Tous notés, partout et sur tout…
Il n’y a pas si longtemps, les notes organisaient l’univers scolaire. Et lui seul, ou presque. Résultats d’exercices et de devoirs, notes de conduite, moyennes de toutes sortes enserraient la vie des élèves, des lycéens, même des étudiants. Mais chacun, une fois arrivé ailleurs, en dehors, échappait au règne des appréciations chiffrées. Il y avait bien quelques exceptions, des notes administratives pour les fonctionnaires, des jurys de compétition sportives – patins à glace, cheval d’arçon… – mais elles faisaient figure de curiosités. Aujourd’hui, la situation s’est inversée : les notes scolaires sont contestées, dévalorisées et déclinantes, mais on trouve normal, à la suite de Parker, d’attribuer des notes aux vins, ce que n’aurait jamais pu imaginer, hier encore, aucun amateur sensé. On met aussi des notes aux livres, aux films, aux voitures, aux services rendus… entre autres. En fait, regardez autour de vous, on note tout, des œufs mayo aux musées, des hôtels aux livraisons. Mais pourquoi ? Et jusqu’où cette manie ?
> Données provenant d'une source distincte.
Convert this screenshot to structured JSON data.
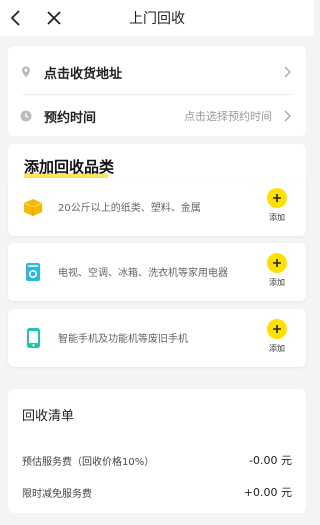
{
  "header": {
    "title": "上门回收"
  },
  "address_card": {
    "address_label": "点击收货地址",
    "time_label": "预约时间",
    "time_placeholder": "点击选择预约时间"
  },
  "categories": {
    "section_title": "添加回收品类",
    "items": [
      {
        "description": "20公斤以上的纸类、塑料、金属",
        "add_label": "添加",
        "icon": "box-icon"
      },
      {
        "description": "电视、空调、冰箱、洗衣机等家用电器",
        "add_label": "添加",
        "icon": "washing-machine-icon"
      },
      {
        "description": "智能手机及功能机等废旧手机",
        "add_label": "添加",
        "icon": "phone-icon"
      }
    ]
  },
  "recycle_list": {
    "title": "回收清单",
    "fees": [
      {
        "label": "预估服务费（回收价格10%）",
        "value": "-0.00 元"
      },
      {
        "label": "限时减免服务费",
        "value": "+0.00 元"
      }
    ]
  },
  "colors": {
    "accent_yellow": "#ffe000",
    "highlight_yellow": "#ffe45c",
    "box_icon": "#f5b800",
    "appliance_icon": "#2bb7e0",
    "phone_icon": "#22c4b0"
  }
}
Le monde entier exprimé par des notes et submergé par elles est en grande partie un effet de la révolution numérique et des réseaux sociaux. Vous réservez dans un hôtel dont l’indice de satisfaction atteint 8,9 de moyenne, en raison de sa proximité du centre ville et du silence des chambres. Mais ce n’et encore qu’une vue globale. Mieux informé, vous saurez que dans cet établissement la vue est notée 7,2, la literie 8,1, la salle de bain seulement 6,3, le service 7,4. Le petit déjeuner ne dépasse pas 7,5, malgré une mention spéciale pour les croissants, qui dépassent les 9. Ce qui est vrai des hôtels l’est devenu des restaurants, des voyages organisés, mais également des vendeurs, des sites, des applications. Et des clients eux-mêmes.
Car les chauffeurs, par exemple, indiquent leur appréciation sur les consommateurs d’Uber ou autre. Le client 5 étoiles ne pose pas de lapin, dit un mot gentil, ne salit pas la banquette arrière. Le règne de la notation universelle et réciproque s’est donc installé : chacun note les autres, selon le service rendu, la fiabilité, la conformité aux attentes. Cette obsession conduit à renverser les rôles anciens. Ainsi les conférenciers sont-ils notés par les auditeurs, les professeurs par les étudiants, les acheteurs par les vendeurs. La plupart de ces notations sont anonymes et automatiques. Personne n’en décide vraiment, car personne n’assume un jugement. Tout se passe comme si les chiffres disaient directement ce qui est, décrivaient la réalité, de manière adéquate et objective. Ce n’est évidemment qu’un leurre. Ce qui l’engendre ? La convergence de plusieurs éléments : l’obsession du quantitatif, qui finit par indiquer la qualité, le souci de tout évaluer, la domination des données et la « sous-veillance » généralisée qui permet à chacun d’informer sur son voisin.
On pourrait en rire. On pourrait en faire la critique philosophique, déjà conduite par Bergson, il y a plus d’un siècle. Il a en effet montré combien la quantité ne peut exprimer les variations d’intensité des sensations et des émotions : il n’y aurait en effet aucun sens à dire que l’on a 2,3 fois plus chaud que tout à l’heure, ni que notre colère ou notre tendresse ont triplé… En fait, on devrait surtout s’alarmer. Car la version politique de cette manie grotesque est déjà là, et fait froid dans le dos.
Elle consiste tout bonnement à noter les citoyens et leurs comportements. Le projet « Internet plus » dévoilé récemment la Chine projette une « notation sociale » permanente des citoyens par le biais des mégadonnées. Sur le modèle de nos permis de conduire, il est prévu d’instaurer un crédit de 1000 points par vie humaine. Les comportements négatifs ou asociaux (griller un feu, toucher un pot de vin, battre sa femme) entrainent des soustractions. Les actions présumées vertueuses (dénoncer la corruption, décrocher une médaille du travail) génèrent des bonus. Les informations sont recueillies via les traces électroniques de chacun. Le système vaut pour les individus comme pour les entreprises. Il va sans dire que ce projet chinois intéresse d’autres régions du monde.
Orwell, reviens, ils inventent 2084 ! Les notes peuvent nous piéger dans un totalitarisme implacable, nous conduire à sous-vivre dans un système où seraient perpétuellement contrôlées notre intégration et notre conformité. Ce meilleur des mondes recueille déjà des notes record : 9,9 d’efficacité, de faisabilité, de rentabilité coercitive. Mais seulement 0,1 d’humanité, de désirabilité. Et zéro vivabilité.